Some 20,000 Gazans participated in Friday’s second successive Hamas-backed “March of Return” at the Gaza border. The army said protesters burned tires and threw bombs, Molotov cocktails, and rocks at Israeli soldiers. Several attempts were made to breach the border fence. Soldiers responded with tear gas, rubber bullets, and in some cases live fire. Palestinians said nine Gazans, including Murtaja, were killed and over 1,000 wounded in the clashes.

Palestinian protesters burn tires during clashes with Israeli security forces on the Gaza-Israel border, east of Gaza City on April 6, 2018. (AFP PHOTO / MAHMUD HAMS)

The protests were part of a planned six-week “March of Return” that is due to end in mid-May with both “Nakba Day,” marking the displacement of Arabs after Israel’s creation, and the relocation of the US embassy from Tel Aviv to Jerusalem — a plan that has infuriated Palestinian leaders.

Palestinian activists have insisted the protests are civilian-led and nonviolent, while Israel has said they have been used as cover for attempts at violence against Israeli troops and breaches of the border. Defense analysts say the marches are a new tactic by Hamas, which rules Gaza, to conduct terror operations in the confusion of the demonstrations, as the group’s rockets have been thwarted by Israel’s Iron Dome and its tunnels have been countered with a new underground barrier being constructed around Gaza.

Yahya Sinwar, leader of the Islamist Hamas terrorist group in the Gaza Strip, speaks during a protest east of Khan Yunis on April 6, 2018. (AFP PHOTO / SAID KHATIB)

The army said it has spotted multiple attempts by terrorists to plant explosive devices along the Gaza border, a shooting attack on IDF troops by two well-armed Palestinian men dispatched by Hamas, as well as an attempted infiltration by a gunman wearing a suicide bomb vest.

Demonstrations largely abated by Saturday, but three Palestinians were wounded by Israeli forces in a small clash east of Gaza City in the afternoon, one of them seriously, according to the Hamas-run health ministry.

On Sunday, the IDF General Staff announced that it was launching an investigation into the army’s responses to the Gaza protests, in addition to the internal probes being conducted by the Southern Command.

Israel has faced increasing international condemnation over the number of Palestinians killed in the “March of Return.”

On Sunday evening, the International Criminal Court’s chief prosecutor warned that actions taken by the Israeli army and by Hamas during the last two weeks’ protests at the Gaza border may constitute war crimes.

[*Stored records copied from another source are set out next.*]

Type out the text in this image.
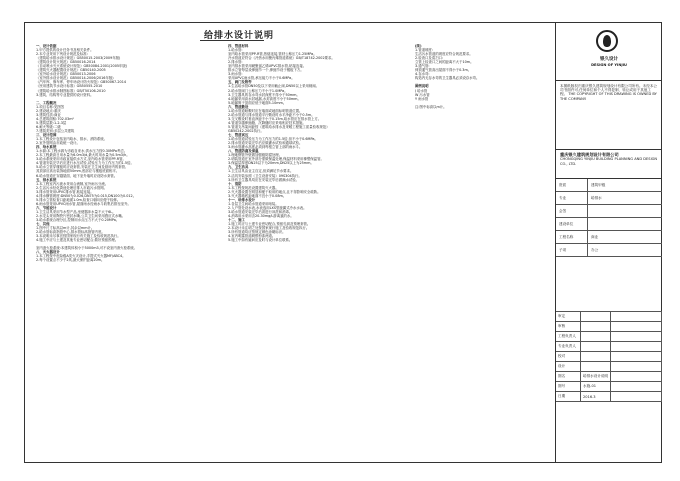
给排水设计说明
一、设计依据
1.甲方提供的设计任务书及相关条件。
2.本专业采用下列设计规范及标准:
《建筑给水排水设计规范》GB50015-2003(2009年版)
《建筑设计防火规范》GB50016-2014
《自动喷水灭火系统设计规范》GB50084-2001(2005年版)
《建筑灭火器配置设计规范》GB50140-2005
《室外给水设计规范》GB50013-2006
《室外排水设计规范》GB50014-2006(2016年版)
《汽车库、修车库、停车场设计防火规范》GB50067-2014
《民用建筑节水设计标准》GB50555-2010
《建筑给水排水制图标准》GB/T50106-2010
3.建筑、结构等专业提供的设计资料。
二、工程概况
1.项目名称:见图签
2.建设地点:重庆
3.建筑性质:商业
4.总建筑面积:702.03m²
5.建筑层数:1-2-3层
6.耐火等级:二级
7.建筑类别:多层公共建筑
三、设计范围
1.本工程设计包括室内给水、排水、消防系统。
2.室外管网由市政统一设计。
四、给水系统
1.水源:本工程水源为市政自来水,供水压力按0.30MPa考虑。
2.本工程最高日用水量为6.0m3/d,最大时用水量为0.5m3/h。
3.给水系统采用市政直接供水方式,室内给水管采用PP-R管。
4.管道安装完毕后应进行水压试验,试验压力为工作压力的1.5倍。
5.给水立管穿楼板时应设套管,安装在卫生间及厨房内的套管,
其顶部应高出装饰地面50mm,底部应与楼板底面相平。
6.给水管道在穿越屋面、地下室外墙时应设防水套管。
五、排水系统
1.本工程室内污废水采用合流制,室外雨污分流。
2.生活污水经化粪池处理后排入市政污水管网。
3.排水管采用UPVC排水管,粘接连接。
4.排水横管坡度:DN50为0.026,DN75为0.015,DN100为0.012。
5.排水立管检查口距地面1.0m,检查口朝向应便于检修。
6.雨水管采用UPVC雨水管,屋面雨水经雨水斗收集后排至室外。
六、节能设计
1.卫生洁具采用节水型产品,坐便器冲水量不大于6L。
2.水龙头采用陶瓷片密封水嘴,公共卫生间采用感应式水嘴。
3.给水系统合理分区,控制用水点压力不大于0.20MPa。
七、其他
1.图中尺寸标高以m计,其余以mm计。
2.给水管标高指管中心,排水管标高指管内底。
3.本说明未尽事宜按国家现行有关施工及验收规范执行。
4.施工中应与土建及其他专业密切配合,做好预留预埋。
室内消火栓系统:本建筑体积小于5000m3,可不设室内消火栓系统。
八、灭火器设计
1.本工程按中危险级A类火灾设计,手提式灭火器MF/ABC4。
2.每个设置点不少于2具,最大保护距离20m。
四、管道材料
1.给水管:
室内给水管采用PP-R管,热熔连接,管材公称压力1.25MPa。
冷水管道应符合《冷热水用聚丙烯管道系统》GB/T18742-2002要求。
2.排水管:
室内排水管采用硬聚氯乙烯UPVC排水管,粘接连接。
排水立管每层设伸缩节一个,伸缩节设于楼板下方。
3.雨水管:
采用UPVC雨水管,承压能力不小于0.6MPa。
五、阀门及附件
1.生活给水管DN50及以下采用截止阀,DN50以上采用闸阀。
2.给水管阀门公称压力不小于1.0MPa。
3.卫生器具的存水弯水封深度不得小于50mm。
4.地漏采用高水封地漏,水封高度不小于50mm。
5.地漏箅子顶面应低于地面5-10mm。
六、管道敷设
1.给水管道暗敷时应在墙面或地面标明管道位置。
2.给水管道与排水管道平行敷设时水平净距不小于0.5m。
3.交叉敷设时垂直净距不小于0.15m,给水管应在排水管上方。
4.管道穿越伸缩缝、沉降缝时应采取相应技术措施。
5.管道支吊架间距按《建筑给水排水及采暖工程施工质量验收规范》
GB50242-2002执行。
七、管道试压
1.给水管道试验压力为工作压力的1.5倍,但不小于0.6MPa。
2.排水管道安装完毕后应做灌水试验和通球试验。
3.雨水管灌水高度必须到每根立管上部的雨水斗。
八、管道防腐及保温
1.埋地钢管外壁做加强级防腐处理。
2.明装管道在室外部分需做保温处理,保温材料采用橡塑保温管。
3.保温层厚度DN25以下为20mm,DN25以上为25mm。
九、卫生洁具
1.卫生洁具由业主自定,但须满足节水要求。
2.洁具安装参照《卫生设备安装》09S304执行。
3.所有卫生器具均应在安装完毕后做满水试验。
十、消防
1.本工程按规范设置建筑灭火器。
2.灭火器设置在明显和便于取用的地点,且不得影响安全疏散。
3.灭火器箱底距地面不宜小于0.08m。
十一、给排水设计
1.各层卫生间给水管道采用暗装。
2.入户管处设水表,水表选用LXS型旋翼式冷水水表。
3.给水管道安装完毕后须进行冲洗和消毒。
4.消毒用水采用含20-30mg/L游离氯的水。
十二、施工
1.施工时应与土建专业密切配合,预留孔洞及预埋套管。
2.本设计未注明之处按国家现行施工及验收规范执行。
3.所有管道均应按规定颜色涂刷标识。
4.室内明露管道刷银粉漆两道。
5.施工中如有疑问应及时与设计单位联系。
(续)
1.管道坡度:
生活污水管道的坡度应符合规范要求。
2.检查口及清扫口:
立管上检查口之间的距离不大于10m。
3.通气管:
伸顶通气管高出屋面不得小于0.3m。
4.存水弯:
构造内无存水弯的卫生器具必须设存水弯。
图例说明
J 给水管
W 污水管
Y 雨水管
注:图中标高以m计。
银久设计
DESIGN OF YINJIU
本图纸版权归重庆银久建筑规划设计有限公司所有。未经本公司书面许可,任何单位和个人不得复制、转让或用于其他工程。 THE COPYRIGHT OF THIS DRAWING IS OWNED BY THE COMPANY.
重庆银久建筑规划设计有限公司
CHONGQING YINJIU BUILDING PLANNING AND DESIGN CO., LTD.
资质	建筑甲级
专业	给排水
会签
建设单位
工程名称	商业
子项	办公
审定
审核
工程负责人
专业负责人
校对
设计
图名	给排水设计说明
图号	水施-01
日期	2016.3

An injured Palestinian protester is carried by fellow demonstrators during clashes with Israeli security forces near the border with Israel, east of Khan Younis, in the southern Gaza Strip, on April 6, 2018. (AFP/Said Khatib)

“Violence against civilians — in a situation such as the one prevailing in Gaza — could constitute crimes under the Rome Statute of the International Criminal Court (‘ICC’ or ‘the Court’), as could the use of civilian presence for the purpose of shielding military activities,” her statement read.

The European Union on Saturday said the deaths of Palestinian protesters along the Gaza border “raise serious questions about proportionate use of force” by Israel.

The Arab League’s UN Ambassador Maged Abdelaziz said Arab ministers would discuss options to pursue the Palestinian issue at a meeting in Saudi Arabia’s capital Riyadh on April 12 ahead of a summit of Arab leaders in the country on April 15.

An Islamist terror group, Hamas violently took control of Gaza from Mahmoud Abbas’s Fatah in 2007, two years after Israel withdrew its military and civilian presence from the Strip. Israel and Egypt maintain a security blockade of Gaza. Israel says this is vital to prevent Hamas — which has fought three rounds of conflict against Israel since seizing Gaza, firing thousands of rockets into Israel and digging dozens of attack tunnels under the border — from importing weaponry.